Unity House buys historic Marks Estate

By Walter Wright
Advertiser Staff Writer

Unity House, a nonprofit labor welfare organization, yesterday bought the historic Marks Estate in Nu'uanu Valley from the state for $2.5 million, possibly for use as an administrative headquarters.

Preservationists describe the Marks Estate in Nu'uanu Valley as a classic Hawaiian-style residence. Its new owner, Unity House, says it wants to use the property in a way that maintains its cultural value.

Bruce Asato • The Honolulu Advertiser

"We have not yet determined how Unity House will use the Marks Estate," Unity House President Tony Rutledge said yesterday. "However, we will explore all options, keeping in mind its value to the community."

Jim Boersma, a spokesman for the organization, said that among the options being examined for the property are its use as an administrative center, possibly to include a retiree benefits service area.

The property, which included a 10,000-square-foot, two-story mansion, is listed on both the state and national registers of historic places, which means it cannot be subdivided and must be maintained in a way that will not disturb the basic appearance of the structures.

Rutledge said Unity House also wants to see if there is any private or public money available to restore the property "which is an important part of our culture."

Neighbors have complained in the past about the threat of increased traffic on the narrow Old Pali Road as other uses were proposed over the years, but yesterday were eager to hear what Unity House had planned.

"I sure would be interested to hear what the neighbors surrounding the area are going to say, because they have had concerns from way back as to what or who would buy the property, whether it be a developer or a community organization," said Audrey Hidano, member of the Nu'uanu/Punchbowl Neighborhood Board.

Board chairman Joe Magaldi said he was pleased the hear about the new owner.

"I'm glad it's being purchased by a local entity which understands the importance of the estate to our community," he said. "As long as they don't plan to have bingo games or other activities which attract big crowds, I'm sure they will be welcome."

The Territory of Hawai'i purchased the property in 1956 when construction of the Pali Highway carved up the Lester Marks lands in Nu'uanu. State preservationists call it a classic example of a Hawaiian-style residence — designed and built in 1929 — with an acre of front lawn, a private mountain stream and inside, a winding staircase and huge mirrored walk-in closet.

The state has been trying to sell the property since 1996, when the asking price was $8.4 million.

Unity House was set up in the early 1950s by late union leader Art Rutledge for Teamsters and hotel workers to provide benefits and services, such as childcare, disaster assistance and other help to union members outside the traditional wage and benefit plans. It has 20,000 members and beneficiaries.

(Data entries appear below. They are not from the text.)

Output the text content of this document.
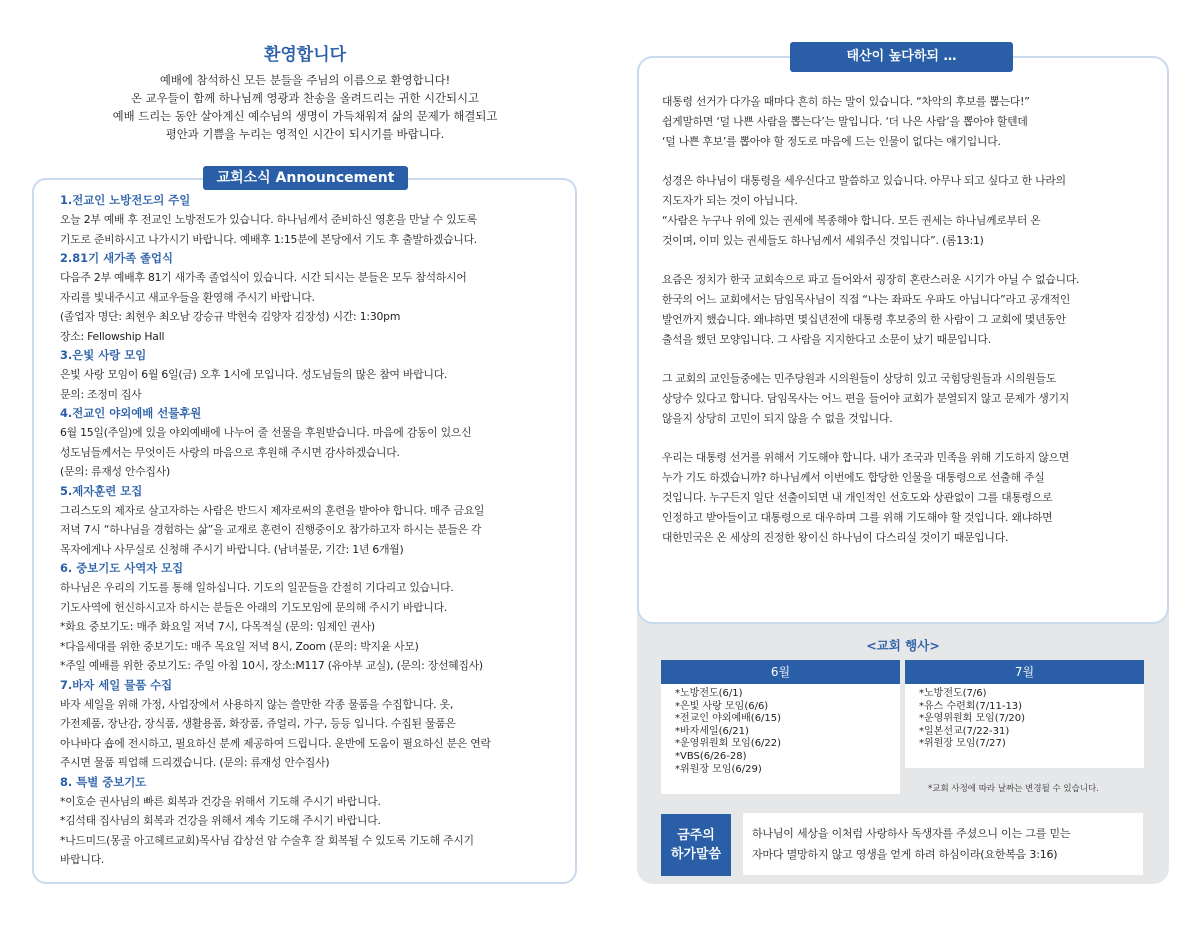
환영합니다

예배에 참석하신 모든 분들을 주님의 이름으로 환영합니다!

온 교우들이 함께 하나님께 영광과 찬송을 올려드리는 귀한 시간되시고

예배 드리는 동안 살아계신 예수님의 생명이 가득채워져 삶의 문제가 해결되고

평안과 기쁨을 누리는 영적인 시간이 되시기를 바랍니다.

교회소식 Announcement
1.전교인 노방전도의 주일
오늘 2부 예배 후 전교인 노방전도가 있습니다. 하나님께서 준비하신 영혼을 만날 수 있도록
기도로 준비하시고 나가시기 바랍니다. 예배후 1:15분에 본당에서 기도 후 출발하겠습니다.
2.81기 새가족 졸업식
다음주 2부 예배후 81기 새가족 졸업식이 있습니다. 시간 되시는 분들은 모두 참석하시어
자리를 빛내주시고 새교우들을 환영해 주시기 바랍니다.
(졸업자 명단: 최현우 최오남 강승규 박현숙 김양자 김장성) 시간: 1:30pm
장소: Fellowship Hall
3.은빛 사랑 모임
은빛 사랑 모임이 6월 6일(금) 오후 1시에 모입니다. 성도님들의 많은 참여 바랍니다.
문의: 조정미 집사
4.전교인 야외예배 선물후원
6월 15일(주일)에 있을 야외예배에 나누어 줄 선물을 후원받습니다. 마음에 감동이 있으신
성도님들께서는 무엇이든 사랑의 마음으로 후원해 주시면 감사하겠습니다.
(문의: 류재성 안수집사)
5.제자훈련 모집
그리스도의 제자로 살고자하는 사람은 반드시 제자로써의 훈련을 받아야 합니다. 매주 금요일
저녁 7시 “하나님을 경험하는 삶”을 교재로 훈련이 진행중이오 참가하고자 하시는 분들은 각
목자에게나 사무실로 신청해 주시기 바랍니다. (남녀불문, 기간: 1년 6개월)
6. 중보기도 사역자 모집
하나님은 우리의 기도를 통해 일하십니다. 기도의 일꾼들을 간절히 기다리고 있습니다.
기도사역에 헌신하시고자 하시는 분들은 아래의 기도모임에 문의해 주시기 바랍니다.
*화요 중보기도: 매주 화요일 저녁 7시, 다목적실 (문의: 임제인 권사)
*다음세대를 위한 중보기도: 매주 목요일 저녁 8시, Zoom (문의: 박지윤 사모)
*주일 예배를 위한 중보기도: 주일 아침 10시, 장소:M117 (유아부 교실), (문의: 장선혜집사)
7.바자 세일 물품 수집
바자 세일을 위해 가정, 사업장에서 사용하지 않는 쓸만한 각종 물품을 수집합니다. 옷,
가전제품, 장난감, 장식품, 생활용품, 화장품, 쥬얼리, 가구, 등등 입니다. 수집된 물품은
아나바다 숍에 전시하고, 필요하신 분께 제공하여 드립니다. 운반에 도움이 필요하신 분은 연락
주시면 물품 픽업해 드리겠습니다. (문의: 류재성 안수집사)
8. 특별 중보기도
*이호순 권사님의 빠른 회복과 건강을 위해서 기도해 주시기 바랍니다.
*김석태 집사님의 회복과 건강을 위해서 계속 기도해 주시기 바랍니다.
*나드미드(몽골 아고헤르교회)목사님 갑상선 암 수술후 잘 회복될 수 있도록 기도해 주시기
바랍니다.
태산이 높다하되 …
대통령 선거가 다가올 때마다 흔히 하는 말이 있습니다. “차악의 후보를 뽑는다!”
쉽게말하면 ‘덜 나쁜 사람을 뽑는다’는 말입니다. ‘더 나은 사람’을 뽑아야 할텐데
‘덜 나쁜 후보’를 뽑아야 할 정도로 마음에 드는 인물이 없다는 얘기입니다.
성경은 하나님이 대통령을 세우신다고 말씀하고 있습니다. 아무나 되고 싶다고 한 나라의
지도자가 되는 것이 아닙니다.
“사람은 누구나 위에 있는 권세에 복종해야 합니다. 모든 권세는 하나님께로부터 온
것이며, 이미 있는 권세들도 하나님께서 세워주신 것입니다”. (롬13:1)
요즘은 정치가 한국 교회속으로 파고 들어와서 굉장히 혼란스러운 시기가 아닐 수 없습니다.
한국의 어느 교회에서는 담임목사님이 직접 “나는 좌파도 우파도 아닙니다”라고 공개적인
발언까지 했습니다. 왜냐하면 몇십년전에 대통령 후보중의 한 사람이 그 교회에 몇년동안
출석을 했던 모양입니다. 그 사람을 지지한다고 소문이 났기 때문입니다.
그 교회의 교인들중에는 민주당원과 시의원들이 상당히 있고 국힘당원들과 시의원들도
상당수 있다고 합니다. 담임목사는 어느 편을 들어야 교회가 분열되지 않고 문제가 생기지
않을지 상당히 고민이 되지 않을 수 없을 것입니다.
우리는 대통령 선거를 위해서 기도해야 합니다. 내가 조국과 민족을 위해 기도하지 않으면
누가 기도 하겠습니까? 하나님께서 이번에도 합당한 인물을 대통령으로 선출해 주실
것입니다. 누구든지 일단 선출이되면 내 개인적인 선호도와 상관없이 그를 대통령으로
인정하고 받아들이고 대통령으로 대우하며 그를 위해 기도해야 할 것입니다. 왜냐하면
대한민국은 온 세상의 진정한 왕이신 하나님이 다스리실 것이기 때문입니다.
<교회 행사>
6월
*노방전도(6/1)
*은빛 사랑 모임(6/6)
*전교인 야외예배(6/15)
*바자세일(6/21)
*운영위원회 모임(6/22)
*VBS(6/26-28)
*위원장 모임(6/29)
7월
*노방전도(7/6)
*유스 수련회(7/11-13)
*운영위원회 모임(7/20)
*일본선교(7/22-31)
*위원장 모임(7/27)
*교회 사정에 따라 날짜는 변경될 수 있습니다.
금주의
하가말씀
하나님이 세상을 이처럼 사랑하사 독생자를 주셨으니 이는 그를 믿는
자마다 멸망하지 않고 영생을 얻게 하려 하심이라(요한복음 3:16)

Unity House rushed to submit necessary documents before a public auction of the state property. The auction began at 10 a.m. yesterday at the state's $1.8 million upset price, and proceeded quickly in $25,000 jumps with only one other bidder.

The other bidder, Hawaii Holdings Limited Liability Company, was believed to be seeking the property as a personal residence for an individual buyer, according to the auctioneer, Charlene Unoki of the State Land and Natural Resources Department.

But Hawaii Holdings dropped out at the $2.5 million mark after 10 minutes, and Unity House became the new owner.